Le 3 mai a été proclamé Journée mondiale de la liberté de la presse par l’Assemblée générale des Nations Unies en 1993. Il s’agissait de sensibiliser à l’importance de la liberté de la presse et rappeler aux gouvernements leur obligation de respecter et faire respecter le droit de liberté d’expression consacré par l’article 19 de la Déclaration universelle des droits de l’homme, notamment dans le contexte africain.

Deux années auparavant, la Déclaration de Windhoek, portant haut les principes de liberté de la presse était adoptée par des journalistes de presse écrite africains.

L’Article 19 de la Déclaration universelle des droits de l’homme de 1948 stipule que :

Tout individu a droit à la liberté d’opinion et d’expression, ce qui implique le droit de ne pas être inquiété pour ses opinions et celui de chercher, de recevoir et de répandre, sans considérations de frontières, les informations et les idées par quelque moyen d’expression que ce soit.

Une situation de recul des libertés qui ne concerne certainement plus que le seul continent africain, puisque les pays de l’Union européenne, outre les pays scandinaves, qui tiennent le haut du pavé, ne brillent plus par leur capacité à faire rayonner la liberté et la diversité d’opinion en leur sein.

La France s’enfonce en effet de 2 places, et s’inscrit à la 34ème place sur 180 du classement opéré par Reporters sans frontières, soit largement moins bien que des pays comme le Costa Rica, la Jamaïque, le Suriname ou la Namibie…

Le dernier pays de l’Union étant la Bulgarie, classée 112ème.

Chaque année, la Journée mondiale de la liberté de la presse :

– célèbre les principes fondamentaux de la liberté de la presse;

– évalue la liberté de la presse à travers le monde;

– défend l’indépendance des médias;

– rend hommage aux journalistes qui ont perdu leur vie dans l’exercice de leur profession.

Le journalisme est-il un crime ?

La question est désormais ouverte, tant l’exercice de la profession est de plus en plus criminalisé.
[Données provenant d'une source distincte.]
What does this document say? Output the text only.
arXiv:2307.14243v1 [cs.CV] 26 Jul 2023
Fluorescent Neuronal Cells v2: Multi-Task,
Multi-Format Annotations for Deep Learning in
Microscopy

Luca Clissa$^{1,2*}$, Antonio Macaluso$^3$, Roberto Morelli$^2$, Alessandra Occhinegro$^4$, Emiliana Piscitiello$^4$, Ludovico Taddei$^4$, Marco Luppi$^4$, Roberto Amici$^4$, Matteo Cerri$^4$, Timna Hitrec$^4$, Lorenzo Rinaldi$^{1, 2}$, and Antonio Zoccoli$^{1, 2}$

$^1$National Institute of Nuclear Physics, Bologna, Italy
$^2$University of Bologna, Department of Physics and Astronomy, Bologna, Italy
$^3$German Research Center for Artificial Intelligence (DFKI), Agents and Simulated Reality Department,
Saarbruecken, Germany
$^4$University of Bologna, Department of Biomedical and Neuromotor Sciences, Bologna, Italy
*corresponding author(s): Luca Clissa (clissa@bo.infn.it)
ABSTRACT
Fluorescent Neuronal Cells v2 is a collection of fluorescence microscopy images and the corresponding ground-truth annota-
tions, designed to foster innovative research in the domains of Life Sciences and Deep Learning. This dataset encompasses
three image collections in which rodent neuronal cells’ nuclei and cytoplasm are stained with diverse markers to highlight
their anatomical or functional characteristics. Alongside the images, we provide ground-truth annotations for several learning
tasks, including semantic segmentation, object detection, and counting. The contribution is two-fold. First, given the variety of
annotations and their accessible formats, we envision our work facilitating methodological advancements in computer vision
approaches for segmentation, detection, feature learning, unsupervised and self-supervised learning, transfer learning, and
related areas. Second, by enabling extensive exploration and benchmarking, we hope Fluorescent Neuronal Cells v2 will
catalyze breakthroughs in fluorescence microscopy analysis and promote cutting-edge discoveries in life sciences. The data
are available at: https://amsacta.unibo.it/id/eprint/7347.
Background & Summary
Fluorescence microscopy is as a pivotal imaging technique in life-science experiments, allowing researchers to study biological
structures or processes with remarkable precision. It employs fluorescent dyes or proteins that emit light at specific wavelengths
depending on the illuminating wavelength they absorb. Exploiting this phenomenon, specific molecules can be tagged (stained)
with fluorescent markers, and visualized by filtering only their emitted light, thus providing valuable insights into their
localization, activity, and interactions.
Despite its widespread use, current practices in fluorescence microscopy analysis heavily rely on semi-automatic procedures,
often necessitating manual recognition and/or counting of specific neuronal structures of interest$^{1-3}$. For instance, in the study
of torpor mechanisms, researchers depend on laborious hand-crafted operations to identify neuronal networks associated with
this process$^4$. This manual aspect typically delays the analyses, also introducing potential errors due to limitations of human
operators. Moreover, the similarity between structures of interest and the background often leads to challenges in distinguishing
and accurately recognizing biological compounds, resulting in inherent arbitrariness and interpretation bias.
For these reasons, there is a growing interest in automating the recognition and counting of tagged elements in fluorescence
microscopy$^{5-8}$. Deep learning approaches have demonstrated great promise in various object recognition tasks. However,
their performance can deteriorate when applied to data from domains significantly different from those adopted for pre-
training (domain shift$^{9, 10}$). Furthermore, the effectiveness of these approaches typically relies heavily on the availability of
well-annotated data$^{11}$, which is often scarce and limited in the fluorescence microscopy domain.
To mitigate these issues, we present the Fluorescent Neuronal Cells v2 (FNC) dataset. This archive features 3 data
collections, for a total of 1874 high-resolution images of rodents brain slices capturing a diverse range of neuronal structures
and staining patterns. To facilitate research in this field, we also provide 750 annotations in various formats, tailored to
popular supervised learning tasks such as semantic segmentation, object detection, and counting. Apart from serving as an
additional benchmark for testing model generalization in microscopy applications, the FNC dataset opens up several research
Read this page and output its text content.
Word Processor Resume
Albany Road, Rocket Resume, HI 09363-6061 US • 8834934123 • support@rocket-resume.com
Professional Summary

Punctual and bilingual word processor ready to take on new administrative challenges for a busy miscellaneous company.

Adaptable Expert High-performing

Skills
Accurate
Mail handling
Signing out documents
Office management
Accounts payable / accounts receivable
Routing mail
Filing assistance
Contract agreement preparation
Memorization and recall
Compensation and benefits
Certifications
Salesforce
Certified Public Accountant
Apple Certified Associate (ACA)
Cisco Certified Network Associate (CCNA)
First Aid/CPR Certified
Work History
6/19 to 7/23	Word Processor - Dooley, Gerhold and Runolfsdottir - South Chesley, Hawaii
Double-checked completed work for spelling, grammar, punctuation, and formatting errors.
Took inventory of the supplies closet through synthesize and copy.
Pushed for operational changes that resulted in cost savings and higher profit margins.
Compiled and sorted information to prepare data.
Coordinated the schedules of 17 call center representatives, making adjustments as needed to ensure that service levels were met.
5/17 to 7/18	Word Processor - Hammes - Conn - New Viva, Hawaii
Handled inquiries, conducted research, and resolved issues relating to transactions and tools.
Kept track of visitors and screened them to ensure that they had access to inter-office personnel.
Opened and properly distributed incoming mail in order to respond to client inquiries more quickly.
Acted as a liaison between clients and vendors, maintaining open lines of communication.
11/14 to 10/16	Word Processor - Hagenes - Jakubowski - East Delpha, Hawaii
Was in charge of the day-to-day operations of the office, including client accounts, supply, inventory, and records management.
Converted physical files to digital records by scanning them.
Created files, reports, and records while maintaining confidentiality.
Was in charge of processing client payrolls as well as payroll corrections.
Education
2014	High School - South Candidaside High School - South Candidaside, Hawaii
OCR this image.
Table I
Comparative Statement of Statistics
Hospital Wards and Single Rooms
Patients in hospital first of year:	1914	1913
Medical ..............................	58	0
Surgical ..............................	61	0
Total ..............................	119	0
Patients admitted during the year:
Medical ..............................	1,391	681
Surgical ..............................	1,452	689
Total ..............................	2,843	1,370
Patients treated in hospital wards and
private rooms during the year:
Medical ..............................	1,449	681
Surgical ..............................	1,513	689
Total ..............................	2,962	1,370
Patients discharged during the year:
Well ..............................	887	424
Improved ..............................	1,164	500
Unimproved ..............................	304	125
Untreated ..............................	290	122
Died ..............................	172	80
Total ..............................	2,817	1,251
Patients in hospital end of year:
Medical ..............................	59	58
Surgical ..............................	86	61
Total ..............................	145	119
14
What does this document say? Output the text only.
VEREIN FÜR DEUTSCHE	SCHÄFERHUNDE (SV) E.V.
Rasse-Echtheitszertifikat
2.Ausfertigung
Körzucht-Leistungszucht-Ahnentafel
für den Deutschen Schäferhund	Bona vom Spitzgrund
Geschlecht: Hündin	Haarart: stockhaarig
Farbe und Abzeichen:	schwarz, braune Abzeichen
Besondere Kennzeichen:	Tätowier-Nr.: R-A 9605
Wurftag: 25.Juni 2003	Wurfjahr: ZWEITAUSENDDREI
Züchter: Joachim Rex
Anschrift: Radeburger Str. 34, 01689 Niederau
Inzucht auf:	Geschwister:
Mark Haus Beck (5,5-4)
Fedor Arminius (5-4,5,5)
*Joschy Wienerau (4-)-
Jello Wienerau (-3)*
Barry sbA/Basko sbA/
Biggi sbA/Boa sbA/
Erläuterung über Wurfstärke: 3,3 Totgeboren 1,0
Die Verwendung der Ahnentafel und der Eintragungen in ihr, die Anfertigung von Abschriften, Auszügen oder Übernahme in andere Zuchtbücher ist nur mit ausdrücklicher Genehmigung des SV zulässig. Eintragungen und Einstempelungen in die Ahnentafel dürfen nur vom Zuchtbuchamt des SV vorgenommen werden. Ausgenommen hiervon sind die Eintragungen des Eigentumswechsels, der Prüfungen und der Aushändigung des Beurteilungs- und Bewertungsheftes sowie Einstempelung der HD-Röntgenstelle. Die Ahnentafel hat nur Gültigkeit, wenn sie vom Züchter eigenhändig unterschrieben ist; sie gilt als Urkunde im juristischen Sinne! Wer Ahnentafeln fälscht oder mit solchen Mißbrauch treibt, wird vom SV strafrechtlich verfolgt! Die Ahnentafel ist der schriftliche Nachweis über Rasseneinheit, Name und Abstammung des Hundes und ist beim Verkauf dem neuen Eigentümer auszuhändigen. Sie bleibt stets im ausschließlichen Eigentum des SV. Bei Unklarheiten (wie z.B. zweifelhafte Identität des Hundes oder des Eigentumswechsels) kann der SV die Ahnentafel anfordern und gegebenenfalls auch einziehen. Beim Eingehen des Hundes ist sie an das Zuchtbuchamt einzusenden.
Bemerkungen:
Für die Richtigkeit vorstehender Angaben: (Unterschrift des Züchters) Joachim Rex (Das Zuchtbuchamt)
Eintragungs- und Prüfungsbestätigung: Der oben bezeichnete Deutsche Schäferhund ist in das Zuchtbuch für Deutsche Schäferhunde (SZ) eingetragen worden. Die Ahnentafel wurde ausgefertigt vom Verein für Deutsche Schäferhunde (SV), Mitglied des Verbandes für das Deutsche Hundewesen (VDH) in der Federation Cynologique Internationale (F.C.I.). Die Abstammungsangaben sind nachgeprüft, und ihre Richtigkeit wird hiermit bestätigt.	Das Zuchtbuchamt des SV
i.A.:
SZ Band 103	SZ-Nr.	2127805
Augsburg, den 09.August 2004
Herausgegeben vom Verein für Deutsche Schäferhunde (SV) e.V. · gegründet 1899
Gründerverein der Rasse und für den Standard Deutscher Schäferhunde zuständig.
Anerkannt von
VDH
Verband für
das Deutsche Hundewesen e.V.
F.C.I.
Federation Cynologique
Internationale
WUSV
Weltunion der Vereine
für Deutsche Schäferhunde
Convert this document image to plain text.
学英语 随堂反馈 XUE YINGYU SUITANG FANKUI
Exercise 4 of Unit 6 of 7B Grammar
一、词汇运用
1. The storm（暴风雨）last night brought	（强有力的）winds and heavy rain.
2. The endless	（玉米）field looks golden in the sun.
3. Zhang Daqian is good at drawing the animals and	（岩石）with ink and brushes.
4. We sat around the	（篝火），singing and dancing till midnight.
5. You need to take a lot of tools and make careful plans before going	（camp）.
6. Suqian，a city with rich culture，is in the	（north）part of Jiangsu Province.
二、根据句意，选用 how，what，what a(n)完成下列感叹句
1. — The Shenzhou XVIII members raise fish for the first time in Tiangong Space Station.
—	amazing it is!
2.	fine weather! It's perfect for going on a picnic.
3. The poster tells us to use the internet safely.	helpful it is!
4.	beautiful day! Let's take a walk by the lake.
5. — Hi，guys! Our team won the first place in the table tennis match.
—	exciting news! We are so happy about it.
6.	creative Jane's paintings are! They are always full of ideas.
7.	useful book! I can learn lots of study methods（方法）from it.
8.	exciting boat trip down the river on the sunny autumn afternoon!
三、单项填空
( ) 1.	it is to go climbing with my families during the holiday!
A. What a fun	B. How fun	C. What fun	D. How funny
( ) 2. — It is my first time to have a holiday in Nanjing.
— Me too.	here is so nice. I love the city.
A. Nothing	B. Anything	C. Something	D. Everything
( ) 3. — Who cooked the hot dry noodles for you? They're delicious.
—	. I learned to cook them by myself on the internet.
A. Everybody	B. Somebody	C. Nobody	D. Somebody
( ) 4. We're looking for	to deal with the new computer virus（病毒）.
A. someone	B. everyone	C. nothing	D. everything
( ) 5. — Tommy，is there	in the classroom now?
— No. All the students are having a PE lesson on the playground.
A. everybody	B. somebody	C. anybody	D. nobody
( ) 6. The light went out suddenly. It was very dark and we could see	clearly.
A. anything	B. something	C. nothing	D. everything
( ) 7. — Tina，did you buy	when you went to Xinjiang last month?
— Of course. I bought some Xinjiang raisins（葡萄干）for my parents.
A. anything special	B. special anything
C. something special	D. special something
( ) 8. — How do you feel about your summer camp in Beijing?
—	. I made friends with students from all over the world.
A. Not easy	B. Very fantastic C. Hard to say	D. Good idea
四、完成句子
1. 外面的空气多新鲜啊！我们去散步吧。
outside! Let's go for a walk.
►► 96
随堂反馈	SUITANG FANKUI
Que ce soit tant dans les dictatures, dont le repérage est aisé, que dans nos démocratures occidentales, où les lois restreignent continument les libertés fondamentales. En témoigne les lois relatives à l’état d’urgence en France, qu’il soit antiterroriste ou sanitaire, ou encore la loi de sécurité globale.

Les principes de liberté d’expression et de liberté de la presse sont désormais sujets à caution, et menacés, partout à travers le monde…

Placée sous l’égide de l’UNESCO, le thème choisi pour cette année est “l’information comme bien public“.

L’organisation internationale précise :

En défendant cette notion, la Journée mondiale affirme l’importance de défendre l’information comme un bien public, souhaite explorer ce qui peut être fait dans la production, la distribution et la réception de contenu pour renforcer le journalisme et faire progresser la transparence et l’autonomisation tout en ne laissant personne de côté. Le thème de la Journée mondiale est d’une pertinence particulière pour tous les pays du monde car il prend en compte l’évolution d’un système de communications qui a un impact sur notre santé, les droits de l’homme, les démocraties et le développement durable.

La Journée mondiale de la liberté de la presse 2021 mettra notamment en évidence trois impératifs pour la sauvegarde de l’écosystème :

  • Des mesures pour assurer la viabilité économique des médias d’information ;
  • Des mécanismes pour assurer la transparence des sociétés Internet ;
  • Le renforcement de l’éducation aux médias et à l’information permet au public de reconnaître et de valoriser (ainsi que de le défendre et de l’exiger) le journalisme en tant qu’élément essentiel de l’information, elle-même considéré comme un bien public.